For a short time Hardin lived in Abilene, Kans., and maintained a truce of strength with James Butler "Wild Bill" Hickok, the marshal. The truce ended when Hardin killed a man over a barroom comment.
On Aug. 23, 1877, Hardin was captured by Texas Ranger John B. Armstrong and a posse in the Pensacola, Fla., train station. He had fled to Florida after shooting a marshal in Brown County, Tex.
Back in Texas, an eloquent speech on his own behalf so affected the jury that he was convicted of second-degree murder, not first-degree. Sentence: 25 years at hard labor at Rusk Prison, Huntsville, Tex.
He was paroled in 1894 and went to El Paso to practice law, which he had taught himself in jail. He married a teenage girl, Callie Lewis, on New Year's Day, 1895. She left him soon after.

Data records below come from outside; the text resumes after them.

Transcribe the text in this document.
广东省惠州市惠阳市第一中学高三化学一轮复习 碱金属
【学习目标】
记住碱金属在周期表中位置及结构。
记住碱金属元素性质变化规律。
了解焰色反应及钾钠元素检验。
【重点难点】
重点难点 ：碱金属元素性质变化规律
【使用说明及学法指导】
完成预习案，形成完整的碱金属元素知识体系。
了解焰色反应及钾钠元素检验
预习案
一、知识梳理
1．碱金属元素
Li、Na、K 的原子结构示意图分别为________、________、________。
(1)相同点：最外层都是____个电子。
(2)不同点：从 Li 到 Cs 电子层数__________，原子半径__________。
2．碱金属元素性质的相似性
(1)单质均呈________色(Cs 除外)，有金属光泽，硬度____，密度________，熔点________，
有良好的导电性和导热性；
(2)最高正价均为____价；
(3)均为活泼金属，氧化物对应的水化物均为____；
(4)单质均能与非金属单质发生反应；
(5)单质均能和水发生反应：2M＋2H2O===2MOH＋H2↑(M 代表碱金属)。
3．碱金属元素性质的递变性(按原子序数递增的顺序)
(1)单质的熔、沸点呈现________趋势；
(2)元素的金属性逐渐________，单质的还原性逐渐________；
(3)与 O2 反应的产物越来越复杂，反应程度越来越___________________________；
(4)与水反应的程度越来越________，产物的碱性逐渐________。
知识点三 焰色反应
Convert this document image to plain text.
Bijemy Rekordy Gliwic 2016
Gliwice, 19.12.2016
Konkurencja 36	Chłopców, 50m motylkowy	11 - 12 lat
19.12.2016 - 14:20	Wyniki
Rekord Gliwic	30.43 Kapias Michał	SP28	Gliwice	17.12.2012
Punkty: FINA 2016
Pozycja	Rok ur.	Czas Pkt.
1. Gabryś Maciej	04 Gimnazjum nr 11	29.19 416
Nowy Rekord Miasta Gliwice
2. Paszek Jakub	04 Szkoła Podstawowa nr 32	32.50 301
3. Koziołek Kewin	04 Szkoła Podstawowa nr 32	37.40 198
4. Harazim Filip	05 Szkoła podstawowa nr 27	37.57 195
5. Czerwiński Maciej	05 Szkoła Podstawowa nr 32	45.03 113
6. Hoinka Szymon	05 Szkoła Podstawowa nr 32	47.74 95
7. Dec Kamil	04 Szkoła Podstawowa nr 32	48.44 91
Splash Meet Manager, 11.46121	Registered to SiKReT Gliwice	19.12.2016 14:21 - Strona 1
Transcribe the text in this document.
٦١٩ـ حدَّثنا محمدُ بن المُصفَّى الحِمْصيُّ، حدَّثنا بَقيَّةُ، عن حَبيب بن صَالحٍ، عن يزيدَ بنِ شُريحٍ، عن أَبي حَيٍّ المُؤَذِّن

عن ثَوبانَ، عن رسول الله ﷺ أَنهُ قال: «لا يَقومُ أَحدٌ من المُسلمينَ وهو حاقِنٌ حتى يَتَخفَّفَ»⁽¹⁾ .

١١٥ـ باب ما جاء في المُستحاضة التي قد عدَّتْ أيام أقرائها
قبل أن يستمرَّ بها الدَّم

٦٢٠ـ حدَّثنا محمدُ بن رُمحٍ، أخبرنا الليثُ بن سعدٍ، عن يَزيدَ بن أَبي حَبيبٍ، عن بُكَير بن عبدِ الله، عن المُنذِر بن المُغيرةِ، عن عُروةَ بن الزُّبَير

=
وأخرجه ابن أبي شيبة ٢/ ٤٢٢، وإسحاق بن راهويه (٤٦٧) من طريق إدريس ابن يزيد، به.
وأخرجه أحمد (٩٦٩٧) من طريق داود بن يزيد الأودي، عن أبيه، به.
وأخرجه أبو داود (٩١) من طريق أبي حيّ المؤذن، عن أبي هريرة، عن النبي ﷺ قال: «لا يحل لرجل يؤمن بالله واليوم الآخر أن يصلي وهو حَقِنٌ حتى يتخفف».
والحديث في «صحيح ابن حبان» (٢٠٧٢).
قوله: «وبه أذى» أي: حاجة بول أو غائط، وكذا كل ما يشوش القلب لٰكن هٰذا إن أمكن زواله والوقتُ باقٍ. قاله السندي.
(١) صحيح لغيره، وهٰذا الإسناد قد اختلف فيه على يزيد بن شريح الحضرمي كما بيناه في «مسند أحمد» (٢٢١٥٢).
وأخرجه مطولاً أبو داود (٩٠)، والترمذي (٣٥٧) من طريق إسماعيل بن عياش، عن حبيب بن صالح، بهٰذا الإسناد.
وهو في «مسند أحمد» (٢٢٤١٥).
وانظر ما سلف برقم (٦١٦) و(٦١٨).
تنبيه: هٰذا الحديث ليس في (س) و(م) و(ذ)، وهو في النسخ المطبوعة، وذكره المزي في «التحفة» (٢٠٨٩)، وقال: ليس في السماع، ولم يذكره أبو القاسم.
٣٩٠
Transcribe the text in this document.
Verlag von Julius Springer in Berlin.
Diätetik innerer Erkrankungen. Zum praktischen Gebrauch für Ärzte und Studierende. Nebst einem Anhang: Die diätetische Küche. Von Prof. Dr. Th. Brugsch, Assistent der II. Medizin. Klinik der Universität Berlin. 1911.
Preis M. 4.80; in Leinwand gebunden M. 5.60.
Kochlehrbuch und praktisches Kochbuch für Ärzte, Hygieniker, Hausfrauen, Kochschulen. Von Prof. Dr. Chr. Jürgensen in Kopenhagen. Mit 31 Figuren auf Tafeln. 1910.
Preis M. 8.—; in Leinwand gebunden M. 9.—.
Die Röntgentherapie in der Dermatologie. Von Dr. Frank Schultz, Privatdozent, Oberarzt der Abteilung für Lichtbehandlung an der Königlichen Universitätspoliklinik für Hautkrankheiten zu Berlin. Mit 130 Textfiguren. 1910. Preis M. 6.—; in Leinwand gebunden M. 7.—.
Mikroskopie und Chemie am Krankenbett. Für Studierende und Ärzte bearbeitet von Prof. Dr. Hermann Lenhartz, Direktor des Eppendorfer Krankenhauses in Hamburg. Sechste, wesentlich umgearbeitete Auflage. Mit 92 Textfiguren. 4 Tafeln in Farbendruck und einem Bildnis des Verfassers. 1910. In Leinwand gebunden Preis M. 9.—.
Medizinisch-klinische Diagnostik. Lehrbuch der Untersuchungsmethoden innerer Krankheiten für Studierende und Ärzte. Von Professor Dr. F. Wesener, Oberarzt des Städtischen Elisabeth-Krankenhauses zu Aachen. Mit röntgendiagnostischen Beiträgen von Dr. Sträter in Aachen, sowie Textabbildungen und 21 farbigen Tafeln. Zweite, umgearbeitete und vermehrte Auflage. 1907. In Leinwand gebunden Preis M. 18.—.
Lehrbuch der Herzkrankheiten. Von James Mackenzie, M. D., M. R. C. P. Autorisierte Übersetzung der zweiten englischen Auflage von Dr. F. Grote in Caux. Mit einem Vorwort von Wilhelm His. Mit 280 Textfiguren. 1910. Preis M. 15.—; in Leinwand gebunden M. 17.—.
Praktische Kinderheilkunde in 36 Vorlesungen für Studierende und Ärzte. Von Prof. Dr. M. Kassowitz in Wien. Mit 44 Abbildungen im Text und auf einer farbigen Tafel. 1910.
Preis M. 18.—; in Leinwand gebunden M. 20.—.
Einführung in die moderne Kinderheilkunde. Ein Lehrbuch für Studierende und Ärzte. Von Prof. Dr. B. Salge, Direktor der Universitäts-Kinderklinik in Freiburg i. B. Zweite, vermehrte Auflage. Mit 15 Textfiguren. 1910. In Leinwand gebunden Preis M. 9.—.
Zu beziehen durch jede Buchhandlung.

Favorite Weapon: Hardin used matched Colt .45s, which he kept in special chest pockets sewn into his vest or tucked into his waistband between his shirt and undershirt.
Speed on the Draw: No known measurement, but he had a trick so fast that he could outshoot a man who already held a gun on him. Hardin drew by crossing his arms to opposite sides and, in one graceful motion, pulling his guns from his vest pockets.
Victims: 1868: Mage, a black slave; the three soldiers who tried to track him. 1869: two soldiers and John Robinson, a circus hand. 1870: Jim Bradley, a gunfighter. 1871: a nameless robber in Kosse, Tex.; a guard and three soldiers who tried to track him after his escape from the Marshall, Tex., jail; gunfighter Juan Bideno, after Bideno shot his ranch boss; an unknown gunfighter in Abilene, Kans.; black policeman Green Paramour and three other black policemen who tried to track him down. 1873: Deputy Sheriff J. B. Morgan in Cuero, Tex.; Sheriff Jack Helm of De Witt County, Tex., and two members of the Sutton clan as a result of the Sutton-Taylor land feud. 1874: Sheriff Charles Webb of Brown County, Tex., the only murder for which Hardin was ever tried. Many other shootings are unverified.
Leading Fight: On May 26, 1874, after his family's horses had won hugely at a festival race day, a drunken Hardin was confronted by Brown County Sheriff Charles Webb. Webb said he came in peace, but as Hardin turned toward the bar, the sheriff began to draw. A bystander yelled and Hardin whirled and fired before Webb could get his gun from his holster.
Earnings: What little he had came from sporadic ranching, barkeeping, and sales of his autobiography.
How Died: While playing poker in the Acme Saloon in El Paso on Aug. 19, 1895, Hardin was shot in the back of the head by Old John Selman, a marshal, because of an insult. Hardin's last words were "Four sixes to beat."